ただ1.、2.ともに感覚的な基準で、人によって異なるものでもあり、この2つの要素のみでは『再現可能な焙煎コントロール』は不可能です。

それを補完するのが3.耳(聴覚)で確認する『ハゼ』となります。

『ハゼ』とは豆が膨張・収縮してはじける音の事で、焙煎を進めていくと必ず2回訪れます。

1回目の『ハゼ』は、力強い『パチパチ』という音で、断続的に数分間しばらく続きます。

2回目の『ハゼ』は、連続した『ピチピチ』という音で、数分間しばらく続きます。

明らかに異なる音なので、聞き分ける事は容易です。

1ハゼ・2ハゼともに数分間しばらく続くのは、先にも述べた通りCoffeeは農産物で、表面的に均一に見えても、厳密にいえば成熟度はまばらな為です。

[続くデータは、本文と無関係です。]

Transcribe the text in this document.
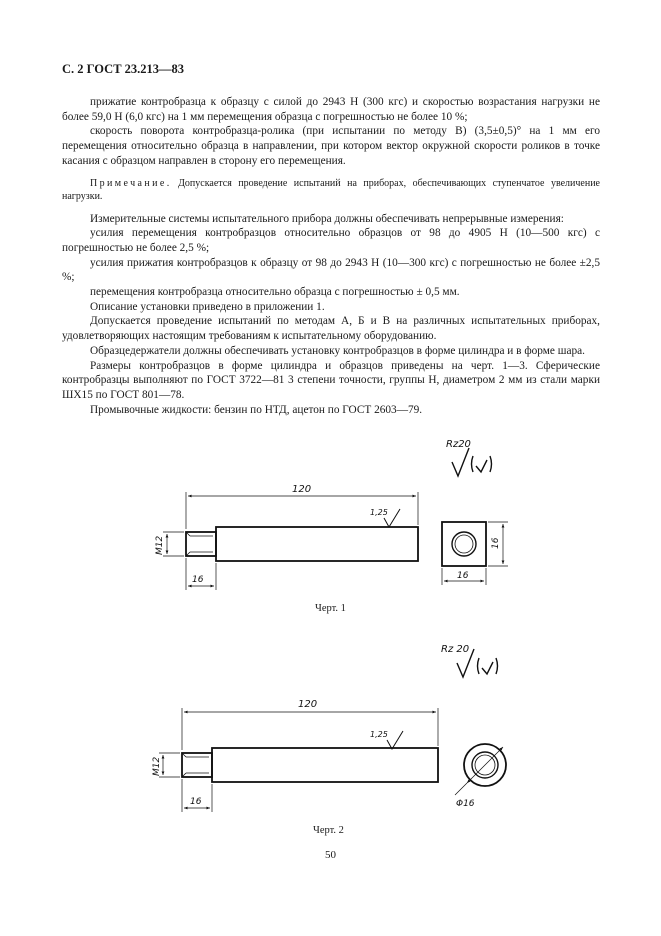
С. 2 ГОСТ 23.213—83

прижатие контробразца к образцу с силой до 2943 Н (300 кгс) и скоростью возрастания нагрузки не более 59,0 Н (6,0 кгс) на 1 мм перемещения образца с погрешностью не более 10 %;

скорость поворота контробразца-ролика (при испытании по методу В) (3,5±0,5)° на 1 мм его перемещения относительно образца в направлении, при котором вектор окружной скорости роликов в точке касания с образцом направлен в сторону его перемещения.

Примечание. Допускается проведение испытаний на приборах, обеспечивающих ступенчатое увеличение нагрузки.

Измерительные системы испытательного прибора должны обеспечивать непрерывные измерения:

усилия перемещения контробразцов относительно образцов от 98 до 4905 Н (10—500 кгс) с погрешностью не более 2,5 %;

усилия прижатия контробразцов к образцу от 98 до 2943 Н (10—300 кгс) с погрешностью не более ±2,5 %;

перемещения контробразца относительно образца с погрешностью ± 0,5 мм.

Описание установки приведено в приложении 1.

Допускается проведение испытаний по методам А, Б и В на различных испытательных приборах, удовлетворяющих настоящим требованиям к испытательному оборудованию.

Образцедержатели должны обеспечивать установку контробразцов в форме цилиндра и в форме шара.

Размеры контробразцов в форме цилиндра и образцов приведены на черт. 1—3. Сферические контробразцы выполняют по ГОСТ 3722—81 3 степени точности, группы Н, диаметром 2 мм из стали марки ШХ15 по ГОСТ 801—78.

Промывочные жидкости: бензин по НТД, ацетон по ГОСТ 2603—79.

Rz20
120
1,25
M12
16
16
16
Rz 20
120
1,25
M12
16	Φ16
Черт. 1
Черт. 2
50
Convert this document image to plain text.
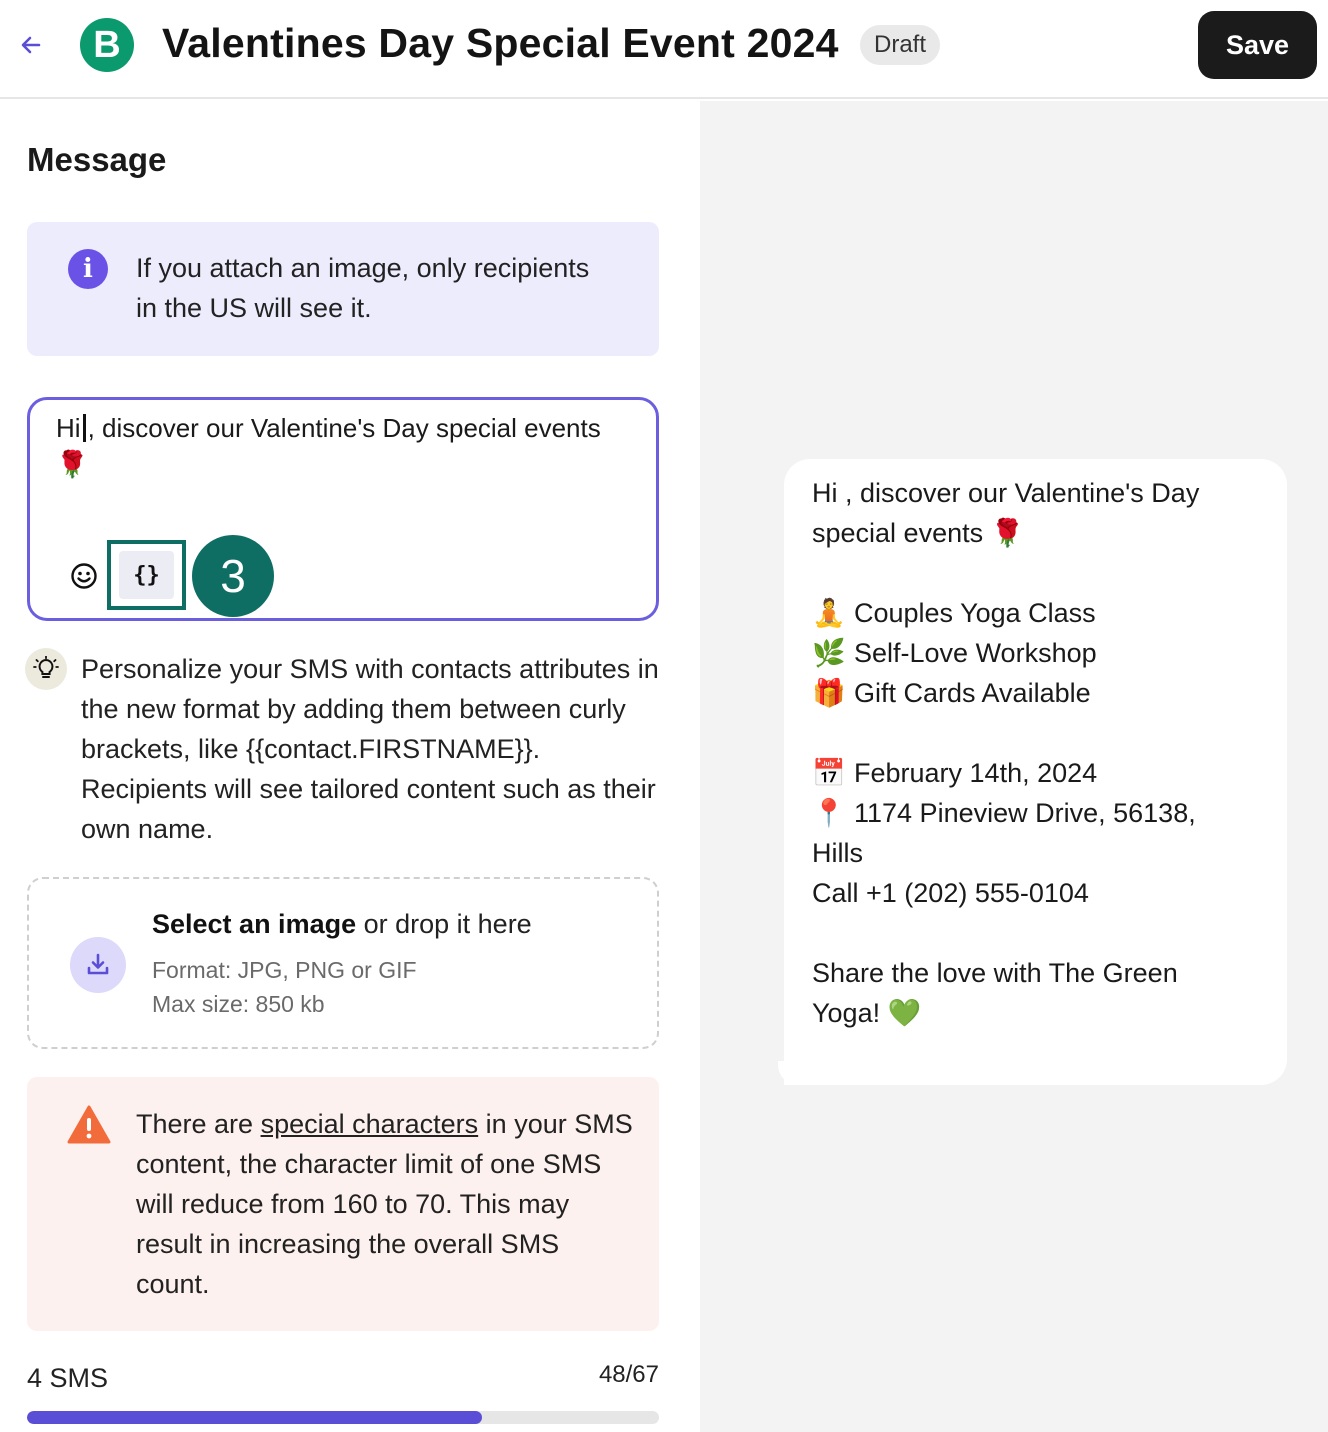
B Valentines Day Special Event 2024	Draft	Save
Message
i	If you attach an image, only recipients in the US will see it.
Hi , discover our Valentine's Day special events
🌹
{}	3
Personalize your SMS with contacts attributes in the new format by adding them between curly brackets, like {{contact.FIRSTNAME}}. Recipients will see tailored content such as their own name.
Select an image or drop it here
Format: JPG, PNG or GIF
Max size: 850 kb
There are special characters in your SMS content, the character limit of one SMS will reduce from 160 to 70. This may result in increasing the overall SMS count.
4 SMS	48/67
Hi , discover our Valentine's Day
special events 🌹
🧘 Couples Yoga Class
🌿 Self-Love Workshop
🎁 Gift Cards Available
📅 February 14th, 2024
📍 1174 Pineview Drive, 56138,
Hills
Call +1 (202) 555-0104
Share the love with The Green
Yoga! 💚
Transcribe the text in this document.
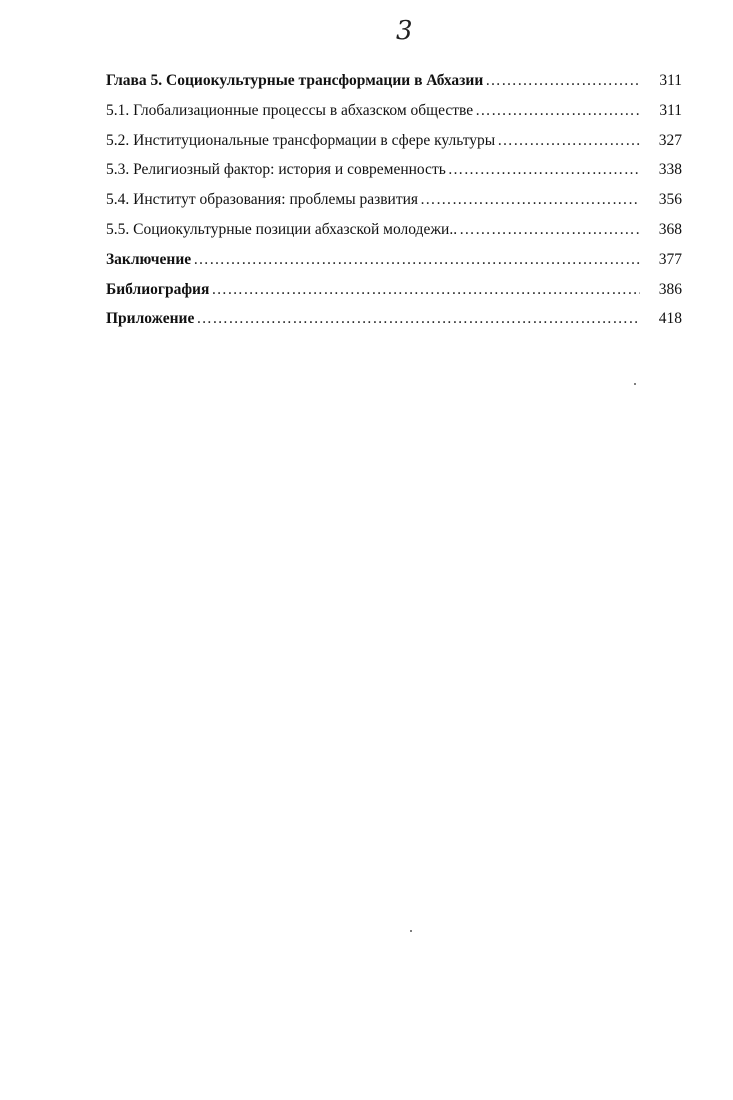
3
Глава 5. Социокультурные трансформации в Абхазии ……………………………………………………………………………………………………………………………………………………………………	311
5.1. Глобализационные процессы в абхазском обществе ……………………………………………………………………………………………………………………………………………………………………	311
5.2. Институциональные трансформации в сфере культуры ……………………………………………………………………………………………………………………………………………………………………	327
5.3. Религиозный фактор: история и современность ……………………………………………………………………………………………………………………………………………………………………	338
5.4. Институт образования: проблемы развития ……………………………………………………………………………………………………………………………………………………………………	356
5.5. Социокультурные позиции абхазской молодежи.. ……………………………………………………………………………………………………………………………………………………………………	368
Заключение ……………………………………………………………………………………………………………………………………………………………………	377
Библиография ……………………………………………………………………………………………………………………………………………………………………	386
Приложение ……………………………………………………………………………………………………………………………………………………………………	418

468 SiMBA Coffeeでも各使用豆ごとに焙煎プログラムを組立てておりますが、焙煎において必ず訪れる『ハゼ』は、1.目(視覚)、2.鼻(嗅覚)とあわせて重要な判断材料の1つとなります。

一般的な目安としては、1ハゼが終了した時点が「ミディアムロースト」、2ハゼのピーク(断続的な音が1番大きく激しく聞こえる時点)で煎りあげれば「フルシティロースト」と認識されています。

先に述べてきたCoffeeの基礎的な知識も踏まえて、以上の様な判断基準で使用豆の個性を最大限引き出せるベストポイントを探っていきます。

目指す風味・判断基準もその焙煎士(Roaster)によって千差万別。

自家焙煎店のCoffeeの風味は、たとえ同じ豆・焙煎機を使用していたとしても1つとして同じものはありません。